L’Europe minuscule face aux Etats-Unis

Depuis la riposte aux attentats du 11 septembre, les Etats-Unis veulent jouer un rôle prépondérant en matière de sécurité.En présentant un budget militaire en hausse de 15%, George Bush met en évidence le fossé qui se creuse entre les Etats-Unis et l’Europe dans le domaine de la Défense. Une Europe qui peine à exister dans ce secteur.
Depuis la chute du mur de Berlin, en 1989, marquant la fin de la guerre froide, les relations internationales ont été bouleversées. Les équilibres politiques et militaires ont connu des évolutions sensibles. La diabolisation des blocs, Est-Ouest, qui servait de justification à la course aux armements, a progressivement disparu au profit d’une autre realpolitik qui est la conquête de nouveaux marchés, cheval de bataille des puissants groupes industriels occidentaux. La tendance à la chute du marché militaire s’était amorcée au milieu des années 80. Les échanges entre Etats européens s’étant réduits de moitié, il s’en était suivi des réductions des budgets nationaux de défense. Les conséquences se sont mesurées au ralentissement des programmes de recherche de haut niveau, sans oublier les pertes d’emploi qui ont atteint 37% des personnels utilisés par l’industrie liée à l’armement. Le morcellement de cette industrie en Europe a consolidé par ailleurs la puissance de l’industrie américaine qui n’avait pas besoin de programme d’harmonisation pour exister.
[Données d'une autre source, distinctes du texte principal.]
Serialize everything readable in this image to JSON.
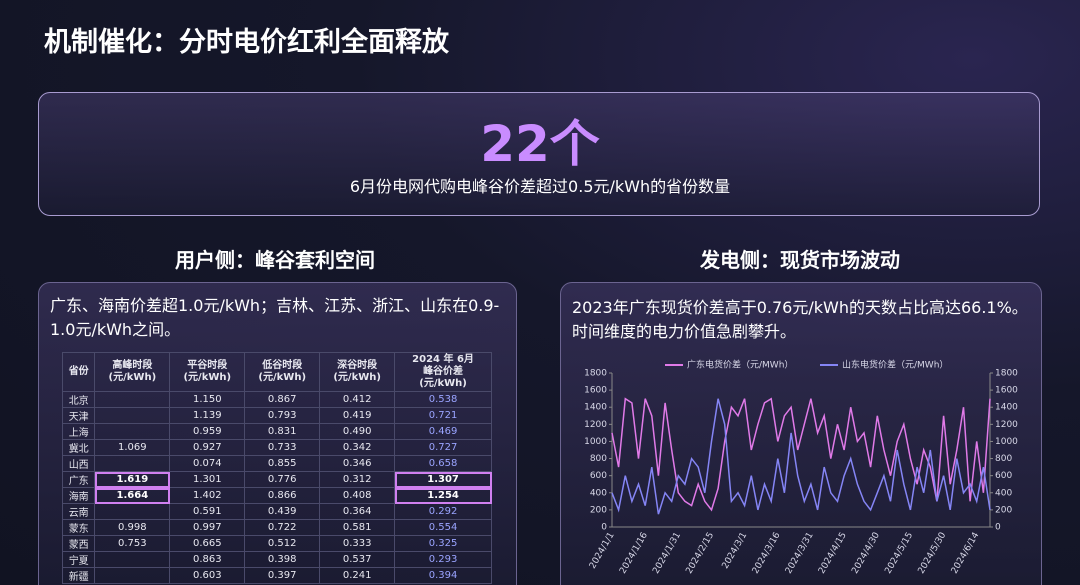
{
  "header": {
    "title": "机制催化：分时电价红利全面释放"
  },
  "banner": {
    "number": "22个",
    "caption": "6月份电网代购电峰谷价差超过0.5元/kWh的省份数量"
  },
  "user_side": {
    "heading": "用户侧：峰谷套利空间",
    "note": "广东、海南价差超1.0元/kWh；吉林、江苏、浙江、山东在0.9-1.0元/kWh之间。",
    "table": {
      "columns": [
        "省份",
        "高峰时段\n(元/kWh)",
        "平谷时段\n(元/kWh)",
        "低谷时段\n(元/kWh)",
        "深谷时段\n(元/kWh)",
        "2024 年 6月\n峰谷价差\n(元/kWh)"
      ],
      "rows": [
        [
          "北京",
          null,
          "1.150",
          "0.867",
          "0.412",
          "0.538"
        ],
        [
          "天津",
          null,
          "1.139",
          "0.793",
          "0.419",
          "0.721"
        ],
        [
          "上海",
          null,
          "0.959",
          "0.831",
          "0.490",
          "0.469"
        ],
        [
          "冀北",
          "1.069",
          "0.927",
          "0.733",
          "0.342",
          "0.727"
        ],
        [
          "山西",
          null,
          "0.074",
          "0.855",
          "0.346",
          "0.658"
        ],
        [
          "广东",
          "1.619",
          "1.301",
          "0.776",
          "0.312",
          "1.307"
        ],
        [
          "海南",
          "1.664",
          "1.402",
          "0.866",
          "0.408",
          "1.254"
        ],
        [
          "云南",
          null,
          "0.591",
          "0.439",
          "0.364",
          "0.292"
        ],
        [
          "蒙东",
          "0.998",
          "0.997",
          "0.722",
          "0.581",
          "0.554"
        ],
        [
          "蒙西",
          "0.753",
          "0.665",
          "0.512",
          "0.333",
          "0.325"
        ],
        [
          "宁夏",
          null,
          "0.863",
          "0.398",
          "0.537",
          "0.293"
        ],
        [
          "新疆",
          null,
          "0.603",
          "0.397",
          "0.241",
          "0.394"
        ]
      ]
    }
  },
  "generator_side": {
    "heading": "发电侧：现货市场波动",
    "note": "2023年广东现货价差高于0.76元/kWh的天数占比高达66.1%。时间维度的电力价值急剧攀升。",
    "chart_data": {
      "type": "line",
      "categories": [
        "2024/1/1",
        null,
        null,
        null,
        null,
        "2024/1/16",
        null,
        null,
        null,
        null,
        "2024/1/31",
        null,
        null,
        null,
        null,
        "2024/2/15",
        null,
        null,
        null,
        null,
        "2024/3/1",
        null,
        null,
        null,
        null,
        "2024/3/16",
        null,
        null,
        null,
        null,
        "2024/3/31",
        null,
        null,
        null,
        null,
        "2024/4/15",
        null,
        null,
        null,
        null,
        "2024/4/30",
        null,
        null,
        null,
        null,
        "2024/5/15",
        null,
        null,
        null,
        null,
        "2024/5/30",
        null,
        null,
        null,
        null,
        "2024/6/14",
        null,
        null
      ],
      "series": [
        {
          "name": "广东电货价差（元/MWh）",
          "color": "#e07ae8",
          "values": [
            1100,
            700,
            1500,
            1450,
            800,
            1500,
            1300,
            600,
            1450,
            900,
            400,
            300,
            250,
            500,
            300,
            200,
            450,
            1000,
            1400,
            1300,
            1500,
            900,
            1200,
            1450,
            1500,
            1000,
            1300,
            1400,
            900,
            1200,
            1500,
            1100,
            1300,
            800,
            1200,
            900,
            1400,
            1000,
            1100,
            700,
            1300,
            900,
            600,
            1000,
            1200,
            800,
            500,
            900,
            700,
            300,
            1300,
            500,
            900,
            1400,
            300,
            1000,
            400,
            1500
          ]
        },
        {
          "name": "山东电货价差（元/MWh）",
          "color": "#8585f5",
          "values": [
            400,
            200,
            600,
            300,
            500,
            250,
            700,
            150,
            400,
            300,
            600,
            500,
            800,
            700,
            400,
            1000,
            1500,
            1200,
            300,
            400,
            250,
            600,
            200,
            500,
            300,
            800,
            400,
            1100,
            600,
            300,
            500,
            200,
            700,
            400,
            300,
            600,
            800,
            500,
            300,
            200,
            400,
            600,
            300,
            900,
            500,
            200,
            700,
            400,
            900,
            300,
            600,
            200,
            800,
            400,
            500,
            300,
            700,
            200
          ]
        }
      ],
      "ylim": [
        0,
        1800
      ],
      "yticks": [
        0,
        200,
        400,
        600,
        800,
        1000,
        1200,
        1400,
        1600,
        1800
      ],
      "y2lim": [
        0,
        1800
      ],
      "y2ticks": [
        0,
        200,
        400,
        600,
        800,
        1000,
        1200,
        1400,
        1600,
        1800
      ],
      "grid": false
    }
  }
}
L’avance des Etats-Unis, pendant les dix années qui ont suivi la chute du mur de Berlin, a été d’autant plus notoire, que son administration, et en particulier le secrétariat à la Défense, reste le seul interlocuteur de l’industrie liée à la défense. Or en Europe, les différentes industries s’engagent par rapport à la politique étrangère, les intérêts et les choix stratégiques et de sécurité de leur pays respectif. Une difficulté partiellement contournée au milieu des années 90, du moins dans les intentions, par la mise en place d’une politique étrangère et de sécurité commune (PESC) au sein de l’Union européenne. Par ailleurs, en juin 1996, lors d’un conseil des ministres de la Défense des pays membres de l’Organisation du traité de l’atlantique nord (Otan) le groupe des Européens décidait de développer une identité propre de sécurité et de défense au sein de cette organisation, en oeuvrant pour le renforcement de l’Union de l’Europe occidentale (UEO). Mais il a fallu un autre traité, celui d’Amsterdam de 1997 pour intégrer les missions de l’UEO aux compétences de l’Union européenne.
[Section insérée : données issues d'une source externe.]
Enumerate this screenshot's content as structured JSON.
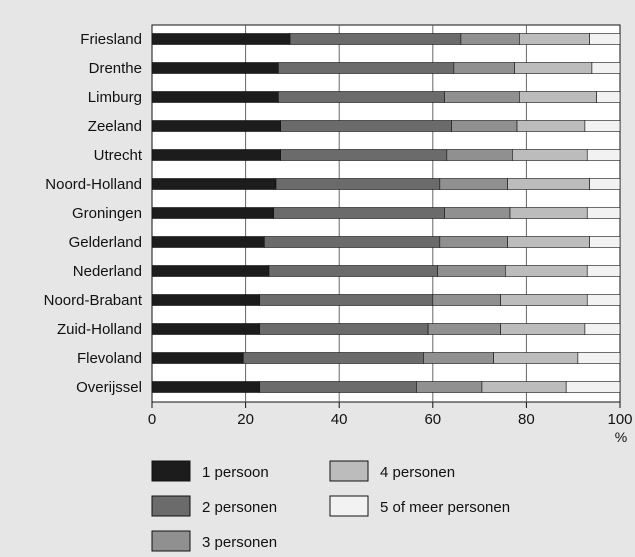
{
  "chart_data": {
    "type": "bar",
    "orientation": "horizontal",
    "stacked": true,
    "categories": [
      "Friesland",
      "Drenthe",
      "Limburg",
      "Zeeland",
      "Utrecht",
      "Noord-Holland",
      "Groningen",
      "Gelderland",
      "Nederland",
      "Noord-Brabant",
      "Zuid-Holland",
      "Flevoland",
      "Overijssel"
    ],
    "series": [
      {
        "name": "1 persoon",
        "color": "#1c1c1c",
        "values": [
          29.5,
          27,
          27,
          27.5,
          27.5,
          26.5,
          26,
          24,
          25,
          23,
          23,
          19.5,
          23
        ]
      },
      {
        "name": "2 personen",
        "color": "#6b6b6b",
        "values": [
          36.5,
          37.5,
          35.5,
          36.5,
          35.5,
          35,
          36.5,
          37.5,
          36,
          37,
          36,
          38.5,
          33.5
        ]
      },
      {
        "name": "3 personen",
        "color": "#909090",
        "values": [
          12.5,
          13,
          16,
          14,
          14,
          14.5,
          14,
          14.5,
          14.5,
          14.5,
          15.5,
          15,
          14
        ]
      },
      {
        "name": "4 personen",
        "color": "#bcbcbc",
        "values": [
          15,
          16.5,
          16.5,
          14.5,
          16,
          17.5,
          16.5,
          17.5,
          17.5,
          18.5,
          18,
          18,
          18
        ]
      },
      {
        "name": "5 of meer personen",
        "color": "#f2f2f2",
        "values": [
          6.5,
          6,
          5,
          7.5,
          7,
          6.5,
          7,
          6.5,
          7,
          7,
          7.5,
          9,
          11.5
        ]
      }
    ],
    "xlim": [
      0,
      100
    ],
    "xticks": [
      "0",
      "20",
      "40",
      "60",
      "80",
      "100"
    ],
    "xunit": "%",
    "legend_placement": "bottom",
    "grid": "vertical"
  }
}
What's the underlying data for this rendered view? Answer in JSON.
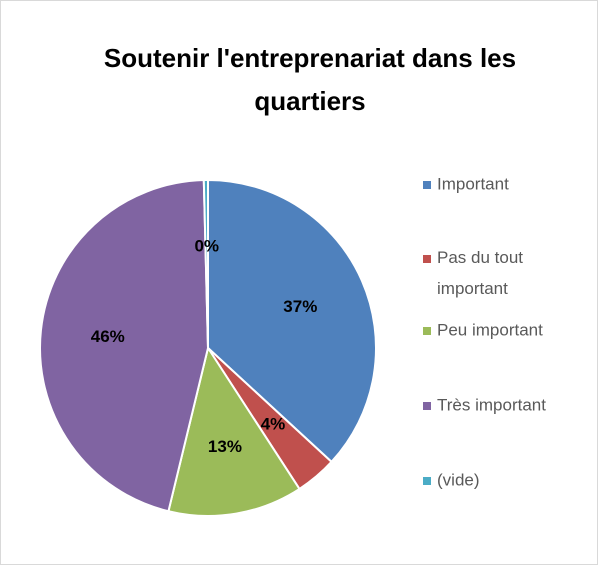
{
  "chart_data": {
    "type": "pie",
    "title": "Soutenir l'entreprenariat dans les quartiers",
    "categories": [
      "Important",
      "Pas du tout important",
      "Peu important",
      "Très important",
      "(vide)"
    ],
    "values": [
      37,
      4,
      13,
      46,
      0.4
    ],
    "value_labels": [
      "37%",
      "4%",
      "13%",
      "46%",
      "0%"
    ],
    "colors": [
      "#4f81bd",
      "#c0504d",
      "#9bbb59",
      "#8064a2",
      "#4bacc6"
    ],
    "legend": "right"
  }
}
Malgré ces différentes tentatives de coordination des politiques européennes pour une relance des activités des industries liées à la défense, de nouveaux cercles de réflexion au sein des institutions européennes ont apporté la preuve que les Etats n’étaient pas prêts à abandonner une part de souveraineté dans ce domaine. Il est vrai que la nature même du commerce et des échanges dans ce secteur requiert une certaine confidentialité, ce qui réduit la divulgation des technologies et d’autant, les bénéfices financiers et le développement. C’est pourquoi l’Organisme conjoint de coopération en matière d’armement (OCCAR) a été créé au sein de l’UEO, pour une gestion des programmes communs. La Commission européenne faisant le constat de l’échec de cette industrie en Europe invite l’UEO à rapidement établir des liens avec ses propres instances et surtout avec le Groupe armement de l’Europe occidentale (GAEO).

La menace est américaine

La coopération tant souhaitée en Europe, n’implique en fait que six pays, la France, l’Allemagne, l’Espagne, l’Italie, la Suède et la Grande-Bretagne qui détiennent 90% de l’industrie de la défense en Europe. Ces six pays ont défini entre eux un code de bonne conduite «Letter of intent», LOI, parce que leurs intérêts sur le vieux continent, face aux Etats-Unis, sont tout aussi communs qu’ils peuvent être divergents dans différentes parties du monde où leurs armées interviennent.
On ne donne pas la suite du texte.